Нет ясности и с переездом в Петербург государственных учреждений. С основанием Петербурга многие приказы образовали на берегах Невы свои «походные» отделения — канцелярии, которые постепенно перетянули к себе власть головных учреждений. Руководители этих приказов — ближайшие сподвижники Петра — были зачастую возле него, т. е. в Петербурге, и московские приказы (которые в 1710-е гг. стали чаще также называть канцеляриями) превратились в московские отделения петербургских «походных канцелярий». Происходило это «переливание» власти не вдруг, с каждым учреждением нужно разбираться отдельно. Известно точно, что высший орган государственной власти — Правительствующий Сенат — переехал в новую столицу в 1712 г. Пожалуй, именно этот год можно, хотя и с большими сомнениями, назвать датой превращения Петербурга в столицу. До этого пребывание Петра на берегах Невы в официальных документах именовалось «походом». Так назывался любой выезд царя из Кремля еще в допетровскую эпоху. «Поход» затянулся на многие годы, и только с 1712 г. упоминание о «походе» исчезает из официальных документов.
Где стоять «фасаде»?
После того как в 1712 г. в Петербург перебрались Сенат и другие учреждения, проблема его градостроительного будущего стала особенно острой. Ведь город развивался, как все русские города прошлого, — хаотично. А Петра, всегда ненавидевшего «старину», больше всего раздражала беспорядочная застройка, возникшая естественным путем. Все выходило не так, как он хотел! Петербург никак не желал походить на любимый царем Амстердам, где вдоль каналов стоят сплошной «фасадой» разноцветные каменные островерхие дома, а жители всяким другим видам транспорта предпочитают буера, лодки и яхты. Петр прекрасно понимал, что необходимо разработать генеральный план застройки, утвердить новые градостроительные принципы. Но за те годы, пока царь воевал со шведами в Польше, Белоруссии, а потом на Украине, его «парадиз» уже вырос, как вырастает дичок, — своевольно. Царь должен был решать проблему: начать ли все перестраивать или создавать новый город где-то в другом, пока еще свободном месте?

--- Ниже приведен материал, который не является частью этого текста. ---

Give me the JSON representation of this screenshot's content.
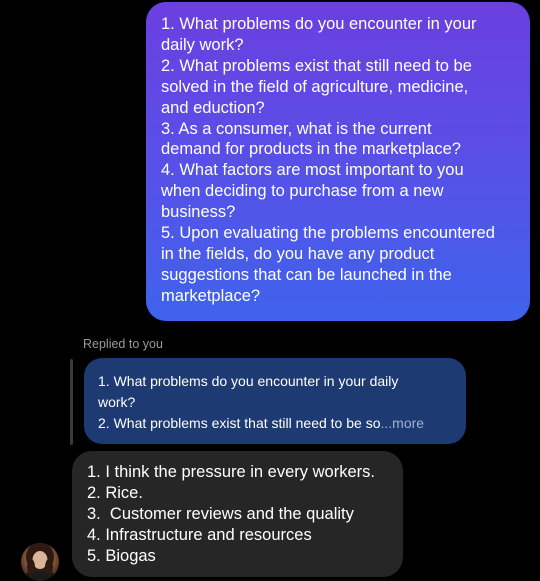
{
  "sent_message": {
    "lines": [
      "1. What problems do you encounter in your",
      "daily work?",
      "2. What problems exist that still need to be",
      "solved in the field of agriculture, medicine,",
      "and eduction?",
      "3. As a consumer, what is the current",
      "demand for products in the marketplace?",
      "4. What factors are most important to you",
      "when deciding to purchase from a new",
      "business?",
      "5. Upon evaluating the problems encountered",
      "in the fields, do you have any product",
      "suggestions that can be launched in the",
      "marketplace?"
    ]
  },
  "reply_context": {
    "label": "Replied to you",
    "quote_line_1": "1. What problems do you encounter in your daily",
    "quote_line_2": "work?",
    "quote_line_3": "2. What problems exist that still need to be so",
    "more_label": "...more"
  },
  "received_message": {
    "lines": [
      "1. I think the pressure in every workers.",
      "2. Rice.",
      "3.  Customer reviews and the quality",
      "4. Infrastructure and resources",
      "5. Biogas"
    ]
  },
  "colors": {
    "sent_gradient_top": "#6b3fe0",
    "sent_gradient_bottom": "#3f63ec",
    "quote_background": "#1d3a72",
    "received_background": "#262626"
  }
}
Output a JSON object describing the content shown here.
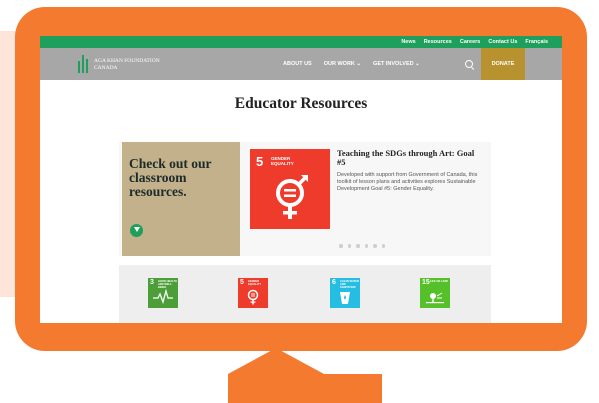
{
  "colors": {
    "monitor": "#f47a30",
    "peach": "#fde6d9",
    "topbar_green": "#1e9f5c",
    "nav_gray": "#a7a7a7",
    "donate_gold": "#b8922e",
    "promo_tan": "#c2b18a",
    "sdg5_red": "#ef3b2c",
    "sdg3_green": "#4c9f38",
    "sdg6_blue": "#26bde2",
    "sdg15_green": "#56c02b"
  },
  "topbar": {
    "links": [
      "News",
      "Resources",
      "Careers",
      "Contact Us",
      "Français"
    ]
  },
  "navbar": {
    "logo_line1": "AGA KHAN FOUNDATION",
    "logo_line2": "CANADA",
    "links": [
      "ABOUT US",
      "OUR WORK ⌄",
      "GET INVOLVED ⌄"
    ],
    "search_icon": "search-icon",
    "donate_label": "DONATE"
  },
  "page": {
    "title": "Educator Resources"
  },
  "slider": {
    "promo_text": "Check out our classroom resources.",
    "promo_icon": "arrow-down-circle-icon",
    "sdg5_number": "5",
    "sdg5_label": "GENDER EQUALITY",
    "slide_title": "Teaching the SDGs through Art: Goal #5",
    "slide_description": "Developed with support from Government of Canada, this toolkit of lesson plans and activities explores Sustainable Development Goal #5: Gender Equality.",
    "dot_count": 6
  },
  "goals": [
    {
      "number": "3",
      "label": "GOOD HEALTH AND WELL-BEING",
      "color": "#4c9f38",
      "icon": "heartbeat-icon"
    },
    {
      "number": "5",
      "label": "GENDER EQUALITY",
      "color": "#ef3b2c",
      "icon": "gender-equality-icon"
    },
    {
      "number": "6",
      "label": "CLEAN WATER AND SANITATION",
      "color": "#26bde2",
      "icon": "water-icon"
    },
    {
      "number": "15",
      "label": "LIFE ON LAND",
      "color": "#56c02b",
      "icon": "tree-icon"
    }
  ]
}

Остров-корабль, или Здесь самый балтийский ветер
Петр пошел по второму пути: появился вариант строительства столицы на острове Котлин (Ретусаари). До нас дошел план-чертеж застройки острова. Здесь, на маленьком клочке суши, представлен весь «амстердамский» набор: каналы (61!) рассекают остров на равные отрезки; набережные — это одновременно улицы; небольшие уютные площади с церквами посредине; главный канал, который пересекает весь остров перпендикулярно шести десяткам малых каналов, наподобие Большого канала в Амстердаме или Канале Гранде в Венеции.
На Котлин предполагалось перенести административный и политический центр Петербурга, переселить большую часть горожан, прежде всего — состоятельных, «пожиточных». Тогдашние слободы — поселения солдат гарнизона и мастеровых Адмиралтейства и Литейного двора — должны были остаться в устье Невы и превратиться со временем, вероятно, в промышленные пригороды Петербурга, подобные венецианской Местре на берегу Лагуны. Петр твердо решил строить город на Котлине, и в январе 1712 г. был издан указ о принудительном заселении острова дворянами, состоятельными купцами и ремесленниками. Шведский пленный Л. Ю. Эренмальм, со слов людей, знакомых с планами Петра, передает суть его намерений: «На этом острове царь намерен построить так называемый Новый Амстердам. Для этой цели уже приготовлено различное снаряжение, и проект должен приобрести такой же вид, что и Амстердам в Голландии, по той причине, что ни один город за границей не понравился царю так сильно».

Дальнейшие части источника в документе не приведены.